Silva Peneda traz para a mesa a ideia de que é preciso mudar a agulha da discussão, pensar para lá do OE de 2012. E fala da necessidade de "debater quais as nossas potencialidades, os sectores onde nos devemos especializar". Explica: "Temos de analisar quais serão os nossos factores de competitividade e não pensar que são só o trabalho e os salários".
O facto de Silva Peneda propor que se páre para pensar noutros moldes, procurar novos caminhos e não combater a crise aplicando mais do mesmo que nos trouxe até aqui é, em si mesmo, regenerador. "Não acredito - diz ainda - que um país possa resolver os seus problemas se não houver um mínimo de confiança nos trabalhadores e na classe média".
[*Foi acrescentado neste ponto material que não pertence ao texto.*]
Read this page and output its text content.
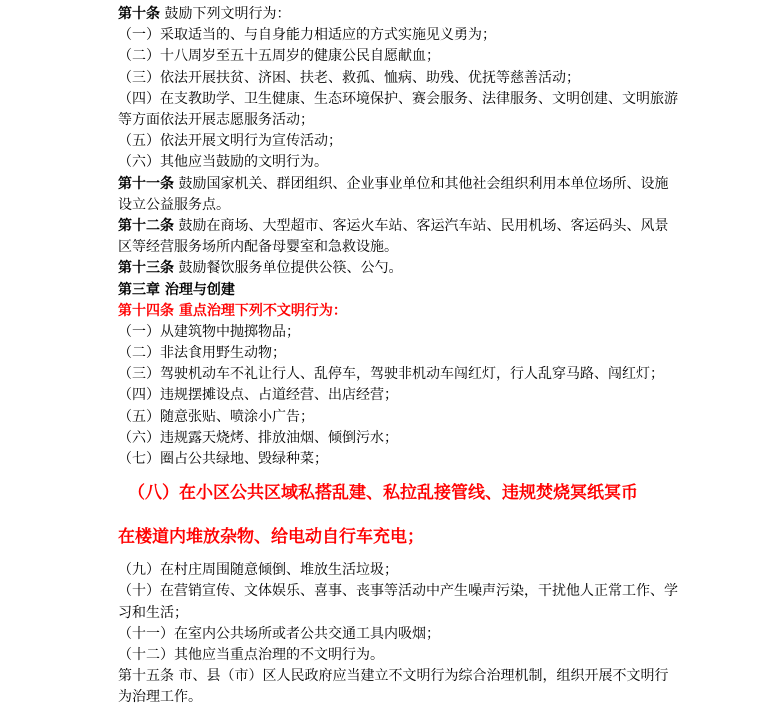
第十条 鼓励下列文明行为：
（一）采取适当的、与自身能力相适应的方式实施见义勇为；
（二）十八周岁至五十五周岁的健康公民自愿献血；
（三）依法开展扶贫、济困、扶老、救孤、恤病、助残、优抚等慈善活动；
（四）在支教助学、卫生健康、生态环境保护、赛会服务、法律服务、文明创建、文明旅游等方面依法开展志愿服务活动；
（五）依法开展文明行为宣传活动；
（六）其他应当鼓励的文明行为。
第十一条 鼓励国家机关、群团组织、企业事业单位和其他社会组织利用本单位场所、设施设立公益服务点。
第十二条 鼓励在商场、大型超市、客运火车站、客运汽车站、民用机场、客运码头、风景区等经营服务场所内配备母婴室和急救设施。
第十三条 鼓励餐饮服务单位提供公筷、公勺。
第三章 治理与创建
第十四条 重点治理下列不文明行为：
（一）从建筑物中抛掷物品；
（二）非法食用野生动物；
（三）驾驶机动车不礼让行人、乱停车，驾驶非机动车闯红灯，行人乱穿马路、闯红灯；
（四）违规摆摊设点、占道经营、出店经营；
（五）随意张贴、喷涂小广告；
（六）违规露天烧烤、排放油烟、倾倒污水；
（七）圈占公共绿地、毁绿种菜；
（八）在小区公共区域私搭乱建、私拉乱接管线、违规焚烧冥纸冥币
在楼道内堆放杂物、给电动自行车充电；
（九）在村庄周围随意倾倒、堆放生活垃圾；
（十）在营销宣传、文体娱乐、喜事、丧事等活动中产生噪声污染，干扰他人正常工作、学习和生活；
（十一）在室内公共场所或者公共交通工具内吸烟；
（十二）其他应当重点治理的不文明行为。
第十五条 市、县（市）区人民政府应当建立不文明行为综合治理机制，组织开展不文明行为治理工作。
É aqui que entra o café que partilho com Vassil e com Luís, angolano que as voltas da vida fizeram desistir do mestrado e da carreira militar para se tornar pintor na construção civil. Conversamos sobre os lugares que conhecem, as etapas que os trouxeram aqui, as perdas e ganhos do tempo vivido. Nem um nem o outro se sentem vítimas, sabem que é preciso arriscar e fazer mudanças radicais, dar a volta ao mundo se for preciso.
Com a televisão ligada, oiço Mário Soares dizer que o resgate das nossas contas vai dar muito dinheiro a ganhar a quem, impondo condições duríssimas, nos faz empréstimos. E o cardeal patriarca a falar da "perda discreta eprogressiva do poder de quem nos governa", um poder que resvalou para os mercados desregulados.
Vassil rendeu-se ao vício do café português, Luís já o trazia de Luanda. Ambos se sentem muito ligados a Portugal mas têm projectos para o futuro.
Quantas "potencialidades" poderíamos nós repensar e expandir, se quiséssemos fazer um esforço para sermos e fazermos aquilo que temos de melhor, sem aceitarmos passivamente o que nos impõem?